As key interest rates turned negative this year in Europe, everyday financial transactions entered the realm of fun-house mirrors.

German banks charged depositors for the privilege of holding their funds; Danish consumers received interest on funds they had borrowed; Spanish homeowners saw their mortgage principal whittled down as their bank paid them instead of the reverse.

Asset-backed securities have, so far, managed to avoid this scenario, thanks to an understanding among market participants that a special purpose vehicle (SPV) cannot, by its very nature, collect a payment from noteholders.

“It is our understanding that the interest paid from the SPV to the investor cannot drop below zero, because it wouldn’t make a lot of sense for the whole system,” said Sebastian Schranz, an analyst at Moody’s Investors Service.

What is more, even though benchmark rates have fallen further into negative territory this year —the three-month Euribor is now at negative 0.128%, having slipped below zero in April— spreads on the senior notes issued in European securitizations remain high enough to keep the absolute yield positive.

But even if yields on asset-backeds remain in positive territory, negative interest rates are still impacting these securities in other ways. One is through the interest-rate swaps used by many European deals to hedge against basis risk. Swaps are agreements to exchange one set of cash flows for another. The assets most typically securitized in Europe pay fixed interest rates, while the bonds backed by these assets pay floating rates. This creates a potential mismatch that must be hedged; otherwise rising interest rates could eat away all of a deal’s excess spread.

So these SPVs enter into a fixed-floating swap agreement; they agree to pay a set amount each month to a counterparty, and this counterparty agrees to the pay the SPV a spread over a benchmark. 
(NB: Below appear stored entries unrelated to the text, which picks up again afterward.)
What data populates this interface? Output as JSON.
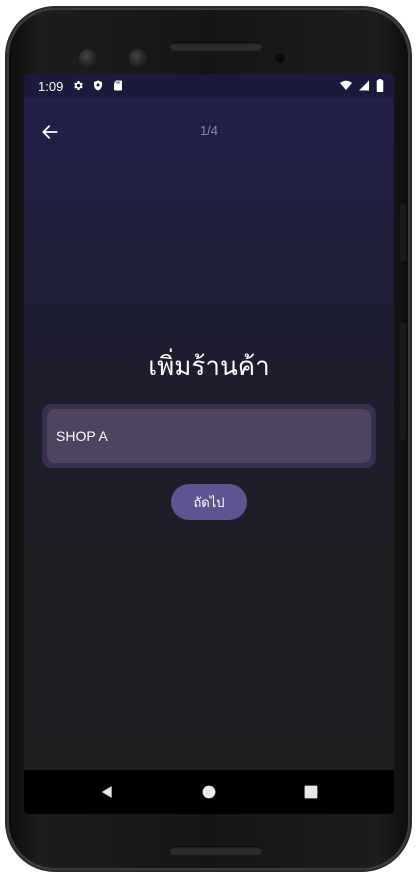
{
  "status_bar": {
    "time": "1:09",
    "icons_left": [
      "settings-gear-icon",
      "shield-icon",
      "sd-card-icon"
    ],
    "icons_right": [
      "wifi-icon",
      "cell-signal-icon",
      "battery-icon"
    ]
  },
  "header": {
    "back_icon": "arrow-left-icon",
    "step": "1/4"
  },
  "main": {
    "title": "เพิ่มร้านค้า",
    "shop_name_value": "SHOP A",
    "next_label": "ถัดไป"
  },
  "nav_bar": {
    "icons": [
      "back-triangle-icon",
      "home-circle-icon",
      "recents-square-icon"
    ]
  },
  "colors": {
    "status_bar": "#1a1a3a",
    "background_top": "#20204a",
    "background_bottom": "#1f1f22",
    "input_outer": "#3a2f4e",
    "input_inner": "#4d4460",
    "accent_button": "#5f5390",
    "step_text": "#8a8aa8"
  }
}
Normally, the swap leaves a securitization’s sponsor indifferent to decline in benchmark rates, since the payments from the counterparty would fall in step with interest payments due on asset-backeds. But if a benchmark interest rate falls too far into negative territory, it’s possible that the SPV will have to pay the counterparty more than just the agreed-upon amount.

Here’s why: Say an SPV issues notes paying 50 basis points over one-month Euribor. It enters a swap, agreeing to pay a counterparty 200 basis points in exchange for 50 basis points over one-month Euribor. If one-month Euribor falls to negative 150 basis points (it’s nowhere close to this, but for the sake of argument), then the SPV would have to pay 100 basis points to the counterparty, the difference between 50 basis points and negative 150 basis points. And this would be in addition to the 200 basis points.

The result? The excess spread available to bondholders would be diminished, or even exhausted.

The solution is to ensure that the floating-leg of swap can’t go negative no matter how deep into negative territory the rate has gone, which is what European securitizations have been doing this year.

Schranz it has become standard practice in securitization vehicles in Europe to floor the floating leg in the fixed-floating swap at zero. This approach — called the zero interest-rate method, is part of the swap documentation as defined by the International Swaps and Derivatives Association (ISDA). Under 2006 ISDA definitions, it’s not the default approach, which would allow the floating leg to breach zero. As a result, deals have been explicitly including the zero interest-rate method in the swap confirmations.